More Compute Power Doesn’t Produce AGI
Naval: The artificial general intelligence crew gets it completely wrong, too: “Just add more compute power and you’ll get intelligence,” when we don’t know what it is underneath that makes us creative and allows us to come up with good explanations.
People talk a lot about GPT-3, the text-matching engine that OpenAI put out, which is a very impressive piece of software. They say, “Hey, I can use GPT-3 to generate great tweets.” That’s because, first, as a human you’re selecting the good tweets out of all the garbage that it generates. Second, it’s using some combination of plagiarism and synonym matching and so on to come up with plausible sounding stuff.
The easiest way to see that what it’s generating doesn’t actually make any sense is to ask it a follow-up question. Take a GPT-3 generated output and ask it, “Why is that the case?” Or make a prediction based on that and watch it completely fall apart because there’s no underlying explanation.
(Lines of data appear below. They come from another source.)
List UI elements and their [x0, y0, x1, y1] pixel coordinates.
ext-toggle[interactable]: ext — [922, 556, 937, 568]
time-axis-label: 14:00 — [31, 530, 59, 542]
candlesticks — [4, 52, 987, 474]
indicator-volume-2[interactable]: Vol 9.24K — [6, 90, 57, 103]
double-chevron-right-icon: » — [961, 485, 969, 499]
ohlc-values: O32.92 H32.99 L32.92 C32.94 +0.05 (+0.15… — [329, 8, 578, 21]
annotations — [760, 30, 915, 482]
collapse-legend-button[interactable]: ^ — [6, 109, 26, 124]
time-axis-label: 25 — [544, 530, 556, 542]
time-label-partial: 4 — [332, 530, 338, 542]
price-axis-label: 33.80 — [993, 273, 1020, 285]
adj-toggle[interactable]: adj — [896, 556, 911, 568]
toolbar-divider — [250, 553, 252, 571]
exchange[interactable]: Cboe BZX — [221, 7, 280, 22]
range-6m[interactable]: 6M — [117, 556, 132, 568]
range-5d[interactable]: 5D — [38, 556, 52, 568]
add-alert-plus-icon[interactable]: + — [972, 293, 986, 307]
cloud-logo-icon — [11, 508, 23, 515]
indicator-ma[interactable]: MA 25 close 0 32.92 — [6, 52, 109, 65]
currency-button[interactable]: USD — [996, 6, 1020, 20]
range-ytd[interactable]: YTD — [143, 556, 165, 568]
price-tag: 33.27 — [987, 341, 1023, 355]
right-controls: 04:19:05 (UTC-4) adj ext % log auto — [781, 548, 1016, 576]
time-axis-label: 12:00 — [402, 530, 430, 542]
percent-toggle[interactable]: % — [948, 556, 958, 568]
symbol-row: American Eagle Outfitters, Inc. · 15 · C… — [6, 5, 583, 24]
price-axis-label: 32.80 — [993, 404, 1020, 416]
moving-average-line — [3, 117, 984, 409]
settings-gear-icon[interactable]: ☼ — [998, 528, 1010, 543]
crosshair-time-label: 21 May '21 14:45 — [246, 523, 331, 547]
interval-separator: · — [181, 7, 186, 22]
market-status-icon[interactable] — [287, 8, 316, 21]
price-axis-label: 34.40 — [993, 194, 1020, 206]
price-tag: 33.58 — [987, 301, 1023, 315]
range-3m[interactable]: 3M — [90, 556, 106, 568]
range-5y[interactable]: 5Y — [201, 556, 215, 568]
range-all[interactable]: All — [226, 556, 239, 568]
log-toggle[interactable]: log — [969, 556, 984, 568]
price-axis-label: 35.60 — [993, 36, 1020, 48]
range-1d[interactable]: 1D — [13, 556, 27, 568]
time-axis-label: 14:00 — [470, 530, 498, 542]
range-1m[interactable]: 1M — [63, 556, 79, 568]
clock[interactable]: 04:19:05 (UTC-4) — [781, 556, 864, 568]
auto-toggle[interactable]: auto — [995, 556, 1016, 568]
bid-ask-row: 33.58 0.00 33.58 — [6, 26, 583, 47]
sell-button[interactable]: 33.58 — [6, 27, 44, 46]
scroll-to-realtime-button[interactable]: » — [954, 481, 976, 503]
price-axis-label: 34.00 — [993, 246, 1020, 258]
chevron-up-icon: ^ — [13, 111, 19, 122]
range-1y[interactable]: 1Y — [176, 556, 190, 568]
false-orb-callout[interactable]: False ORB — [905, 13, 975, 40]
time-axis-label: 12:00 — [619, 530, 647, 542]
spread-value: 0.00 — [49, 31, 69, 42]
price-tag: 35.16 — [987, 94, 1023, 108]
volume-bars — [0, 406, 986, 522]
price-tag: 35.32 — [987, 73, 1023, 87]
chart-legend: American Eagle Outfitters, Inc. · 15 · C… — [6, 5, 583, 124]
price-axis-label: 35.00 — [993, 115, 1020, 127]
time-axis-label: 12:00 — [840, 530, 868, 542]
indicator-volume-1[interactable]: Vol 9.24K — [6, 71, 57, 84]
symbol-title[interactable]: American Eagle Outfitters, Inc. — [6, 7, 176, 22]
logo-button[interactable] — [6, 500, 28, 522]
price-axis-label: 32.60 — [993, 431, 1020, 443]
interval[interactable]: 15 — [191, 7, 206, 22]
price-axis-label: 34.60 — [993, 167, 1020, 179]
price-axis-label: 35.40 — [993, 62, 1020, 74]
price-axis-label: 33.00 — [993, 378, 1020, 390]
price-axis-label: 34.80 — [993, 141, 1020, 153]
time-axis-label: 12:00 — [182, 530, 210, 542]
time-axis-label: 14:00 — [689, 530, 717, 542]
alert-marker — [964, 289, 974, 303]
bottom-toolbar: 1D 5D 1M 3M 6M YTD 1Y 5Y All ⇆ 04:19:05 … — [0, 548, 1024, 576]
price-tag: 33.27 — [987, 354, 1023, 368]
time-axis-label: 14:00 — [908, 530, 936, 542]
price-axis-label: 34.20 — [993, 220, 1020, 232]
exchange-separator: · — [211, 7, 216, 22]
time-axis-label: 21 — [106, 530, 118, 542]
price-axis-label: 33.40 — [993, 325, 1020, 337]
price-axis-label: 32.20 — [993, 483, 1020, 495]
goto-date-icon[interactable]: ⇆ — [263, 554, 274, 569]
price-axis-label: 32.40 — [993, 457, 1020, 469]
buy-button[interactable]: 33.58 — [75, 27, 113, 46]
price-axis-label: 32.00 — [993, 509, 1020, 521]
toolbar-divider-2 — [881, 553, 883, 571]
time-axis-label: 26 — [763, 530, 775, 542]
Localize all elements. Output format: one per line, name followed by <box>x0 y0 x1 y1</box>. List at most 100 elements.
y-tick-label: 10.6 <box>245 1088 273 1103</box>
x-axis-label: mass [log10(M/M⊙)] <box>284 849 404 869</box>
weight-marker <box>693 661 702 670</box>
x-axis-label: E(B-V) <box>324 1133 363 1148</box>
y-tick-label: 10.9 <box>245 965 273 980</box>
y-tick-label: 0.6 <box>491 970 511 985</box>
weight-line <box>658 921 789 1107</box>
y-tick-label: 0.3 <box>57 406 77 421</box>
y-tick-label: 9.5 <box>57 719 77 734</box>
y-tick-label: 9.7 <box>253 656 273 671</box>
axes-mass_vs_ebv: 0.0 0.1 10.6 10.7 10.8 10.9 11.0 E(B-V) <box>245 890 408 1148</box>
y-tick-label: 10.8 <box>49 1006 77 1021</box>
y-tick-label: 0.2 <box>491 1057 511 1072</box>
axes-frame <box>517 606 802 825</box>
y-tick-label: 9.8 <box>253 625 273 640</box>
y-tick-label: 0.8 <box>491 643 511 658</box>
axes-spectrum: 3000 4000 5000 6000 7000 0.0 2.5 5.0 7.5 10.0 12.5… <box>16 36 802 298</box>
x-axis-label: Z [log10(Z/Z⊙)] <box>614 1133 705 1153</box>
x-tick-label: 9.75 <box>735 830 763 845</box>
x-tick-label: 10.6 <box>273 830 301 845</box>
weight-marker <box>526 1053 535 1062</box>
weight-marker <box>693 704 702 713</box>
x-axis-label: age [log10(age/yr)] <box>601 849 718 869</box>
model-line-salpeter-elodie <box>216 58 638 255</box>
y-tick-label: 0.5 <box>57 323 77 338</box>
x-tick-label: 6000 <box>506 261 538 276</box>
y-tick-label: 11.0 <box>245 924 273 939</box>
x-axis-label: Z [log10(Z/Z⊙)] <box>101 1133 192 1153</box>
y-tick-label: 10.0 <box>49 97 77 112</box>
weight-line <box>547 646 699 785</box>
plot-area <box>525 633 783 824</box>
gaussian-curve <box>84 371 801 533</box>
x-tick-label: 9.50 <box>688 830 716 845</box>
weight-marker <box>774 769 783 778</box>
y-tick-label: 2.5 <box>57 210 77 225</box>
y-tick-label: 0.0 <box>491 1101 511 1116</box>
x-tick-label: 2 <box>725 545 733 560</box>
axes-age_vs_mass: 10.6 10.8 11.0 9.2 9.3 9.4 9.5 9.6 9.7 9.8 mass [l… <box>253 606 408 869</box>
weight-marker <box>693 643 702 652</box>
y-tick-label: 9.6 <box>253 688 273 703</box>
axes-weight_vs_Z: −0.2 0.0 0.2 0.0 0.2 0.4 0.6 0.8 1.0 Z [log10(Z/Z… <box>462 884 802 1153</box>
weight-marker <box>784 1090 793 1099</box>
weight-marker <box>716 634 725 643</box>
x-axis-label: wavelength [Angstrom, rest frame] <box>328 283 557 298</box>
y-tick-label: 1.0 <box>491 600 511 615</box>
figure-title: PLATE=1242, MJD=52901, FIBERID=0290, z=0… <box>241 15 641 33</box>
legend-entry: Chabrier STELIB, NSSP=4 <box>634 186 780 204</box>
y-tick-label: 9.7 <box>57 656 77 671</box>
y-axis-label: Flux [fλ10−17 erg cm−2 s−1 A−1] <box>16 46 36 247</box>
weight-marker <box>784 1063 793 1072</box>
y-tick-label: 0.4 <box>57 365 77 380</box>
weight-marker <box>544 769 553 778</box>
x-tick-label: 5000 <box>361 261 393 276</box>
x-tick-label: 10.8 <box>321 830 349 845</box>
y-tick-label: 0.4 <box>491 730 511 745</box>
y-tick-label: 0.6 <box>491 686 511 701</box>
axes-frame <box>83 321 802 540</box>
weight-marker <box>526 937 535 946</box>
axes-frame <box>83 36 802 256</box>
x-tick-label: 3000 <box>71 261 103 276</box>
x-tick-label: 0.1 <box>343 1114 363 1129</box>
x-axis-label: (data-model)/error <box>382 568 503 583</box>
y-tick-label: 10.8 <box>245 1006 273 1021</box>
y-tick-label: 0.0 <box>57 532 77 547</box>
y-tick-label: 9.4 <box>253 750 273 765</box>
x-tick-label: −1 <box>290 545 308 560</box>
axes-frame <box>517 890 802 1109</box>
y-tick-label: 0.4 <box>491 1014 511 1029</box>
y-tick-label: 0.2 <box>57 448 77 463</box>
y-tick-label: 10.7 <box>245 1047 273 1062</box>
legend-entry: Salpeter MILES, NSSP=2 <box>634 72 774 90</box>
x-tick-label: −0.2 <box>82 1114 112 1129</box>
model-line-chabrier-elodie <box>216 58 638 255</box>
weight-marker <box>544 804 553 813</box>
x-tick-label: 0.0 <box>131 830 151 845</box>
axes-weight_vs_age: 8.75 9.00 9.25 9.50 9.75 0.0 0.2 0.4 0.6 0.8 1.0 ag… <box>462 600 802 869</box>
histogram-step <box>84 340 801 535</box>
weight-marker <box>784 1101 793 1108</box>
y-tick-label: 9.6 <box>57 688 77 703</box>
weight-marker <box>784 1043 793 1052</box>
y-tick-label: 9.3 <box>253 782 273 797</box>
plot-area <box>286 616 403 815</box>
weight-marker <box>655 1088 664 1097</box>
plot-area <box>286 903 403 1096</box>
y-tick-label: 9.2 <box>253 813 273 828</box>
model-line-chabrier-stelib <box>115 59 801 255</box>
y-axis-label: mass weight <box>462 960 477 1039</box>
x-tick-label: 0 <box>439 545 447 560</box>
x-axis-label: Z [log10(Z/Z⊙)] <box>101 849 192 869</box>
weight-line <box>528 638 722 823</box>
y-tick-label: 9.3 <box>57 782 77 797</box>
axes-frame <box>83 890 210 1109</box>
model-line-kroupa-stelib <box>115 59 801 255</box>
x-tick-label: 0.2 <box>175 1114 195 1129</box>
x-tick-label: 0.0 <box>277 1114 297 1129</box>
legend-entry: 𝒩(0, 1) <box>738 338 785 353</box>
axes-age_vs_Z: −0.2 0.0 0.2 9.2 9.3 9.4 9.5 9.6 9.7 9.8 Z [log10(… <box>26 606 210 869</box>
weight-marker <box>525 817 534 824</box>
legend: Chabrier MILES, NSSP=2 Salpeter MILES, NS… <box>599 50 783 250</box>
It’s parroting. It’s brilliant Bayesian reasoning. It’s extrapolating from what it already sees out there generated by humans on the web, but it doesn’t have an underlying model of reality that can explain the seen in terms of the unseen. And I think that’s critical.
That is what humans do uniquely that no other creature, no other computer, no other intelligence—biological or artificial—that we have ever encountered does.
And not only do we do it uniquely, but if we were to meet an alien species that also had the power to generate these good explanations, there is no explanation that they could generate that we could not understand.
We are maximally capable of understanding. There is no concept out there that is possible in this physical reality that a human being, given sufficient time and resources and education, could not understand.